How would an operating system even cater to a country? Is there a distinctly American way to access files
(lack of/lacking) internatiolisation and localisation.
You do notice that a lot of software is made with Americans in mind and Linux/FOSS is no exception. But there’s worse like notion for example.
When you look at the way windows handles i18n, it’s fair to say it caters to the US market.
Completely unconcerned that other operating systems might be using the hard drive and just fucks them up without a thought.
Super Sized.
In system requirements perhaps
Bloat and running fans nonstop. Every other language pack needs to be added post install.
I’m not surprised that laptop had issues. It’s purpose built and likely has sub 1% usage across the windows install worldwide.
Not supporting a 3+ year old Intel wifi chipset out of the box is kind of wild though, that’s a super standard part.

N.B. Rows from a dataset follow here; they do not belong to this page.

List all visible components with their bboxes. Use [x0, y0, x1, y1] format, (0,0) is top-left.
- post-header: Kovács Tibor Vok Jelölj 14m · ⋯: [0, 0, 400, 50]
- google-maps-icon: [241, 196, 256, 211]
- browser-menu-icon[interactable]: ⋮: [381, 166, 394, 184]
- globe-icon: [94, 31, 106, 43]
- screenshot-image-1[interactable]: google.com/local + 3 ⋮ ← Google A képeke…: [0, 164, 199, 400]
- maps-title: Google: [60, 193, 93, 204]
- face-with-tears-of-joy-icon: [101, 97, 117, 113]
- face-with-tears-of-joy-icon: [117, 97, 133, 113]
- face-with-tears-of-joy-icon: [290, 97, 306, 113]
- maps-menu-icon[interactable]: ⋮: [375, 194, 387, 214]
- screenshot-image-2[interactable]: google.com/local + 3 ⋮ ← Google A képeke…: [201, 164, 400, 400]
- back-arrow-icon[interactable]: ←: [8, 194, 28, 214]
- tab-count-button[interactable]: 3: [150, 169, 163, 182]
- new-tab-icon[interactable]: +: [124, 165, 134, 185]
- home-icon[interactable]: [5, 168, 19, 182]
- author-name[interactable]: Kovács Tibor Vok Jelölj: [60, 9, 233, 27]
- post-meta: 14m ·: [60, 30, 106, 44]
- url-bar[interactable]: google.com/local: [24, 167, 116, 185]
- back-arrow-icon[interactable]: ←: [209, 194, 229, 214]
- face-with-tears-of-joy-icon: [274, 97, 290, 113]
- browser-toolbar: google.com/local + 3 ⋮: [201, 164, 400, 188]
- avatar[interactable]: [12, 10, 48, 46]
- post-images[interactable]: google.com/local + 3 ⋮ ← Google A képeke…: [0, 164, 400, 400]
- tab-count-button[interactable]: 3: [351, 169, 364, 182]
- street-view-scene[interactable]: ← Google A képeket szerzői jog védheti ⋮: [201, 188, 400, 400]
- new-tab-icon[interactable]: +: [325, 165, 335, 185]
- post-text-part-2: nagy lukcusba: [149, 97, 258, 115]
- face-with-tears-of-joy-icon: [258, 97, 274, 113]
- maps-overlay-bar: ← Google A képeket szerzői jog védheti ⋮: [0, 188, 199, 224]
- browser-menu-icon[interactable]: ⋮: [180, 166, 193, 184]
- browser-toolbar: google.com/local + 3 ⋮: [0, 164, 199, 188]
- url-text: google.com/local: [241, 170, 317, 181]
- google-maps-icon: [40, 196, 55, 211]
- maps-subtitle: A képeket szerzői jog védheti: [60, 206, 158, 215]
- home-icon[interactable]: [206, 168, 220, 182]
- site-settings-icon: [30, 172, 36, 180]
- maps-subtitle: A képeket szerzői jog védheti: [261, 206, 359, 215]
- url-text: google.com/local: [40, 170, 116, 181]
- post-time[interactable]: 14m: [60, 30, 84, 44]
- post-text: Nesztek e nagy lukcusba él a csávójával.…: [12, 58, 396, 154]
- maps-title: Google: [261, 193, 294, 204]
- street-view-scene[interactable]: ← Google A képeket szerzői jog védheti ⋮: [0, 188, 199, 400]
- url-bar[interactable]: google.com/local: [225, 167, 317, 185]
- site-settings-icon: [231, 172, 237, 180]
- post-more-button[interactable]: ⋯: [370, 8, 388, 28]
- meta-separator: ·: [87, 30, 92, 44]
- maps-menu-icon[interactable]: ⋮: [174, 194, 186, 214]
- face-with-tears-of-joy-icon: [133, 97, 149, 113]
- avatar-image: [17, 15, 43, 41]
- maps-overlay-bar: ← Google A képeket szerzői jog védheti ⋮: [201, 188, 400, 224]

Microsoft doesn’t do it the way Linux does it. Linux supports the Chip(set) and as long as different vendors “connect” them the standard way Linux just talks to these components directly in a standardized way. Microsoft wants drivers for that specific board/hardware revision. Even if it’s just a standard chip, every vendor needs to provide a driver.
I replaced an NVMe drive on a Windows 11 machine the other day. Cloned to new disk, booted up. After posting and entering the bootloaders, it said “BOOT DRIVE INACCESSIBLE”. The drive needed a driver to BOOT once Windows took over.
A Western Digital 850x black 2TB. This is not an uncommon drive, but I had to patch in the driver to the disk from a live CD.
I don’t see how people put up with this crap.
I buy a lot of Dell refurb laptops to use in cheap timing setups for rfid chip timing. Recently they had to start selling some without an OS because they literally are stuffing anything they can find into them and Windows refuses to install without drivers.
Keep in mind windows users don’t install their os from scratch. The OEM will include those in their deployment.
windows users don’t install their os from scratch
And, at this point, they’re being actively discouraged from doing so.
I wouldn’t be surprised if, in the future, Windows doesn’t even offer an installer of any kind … or at least feature-locks the ability to install it yourself to ‘professional’ editions that cost more.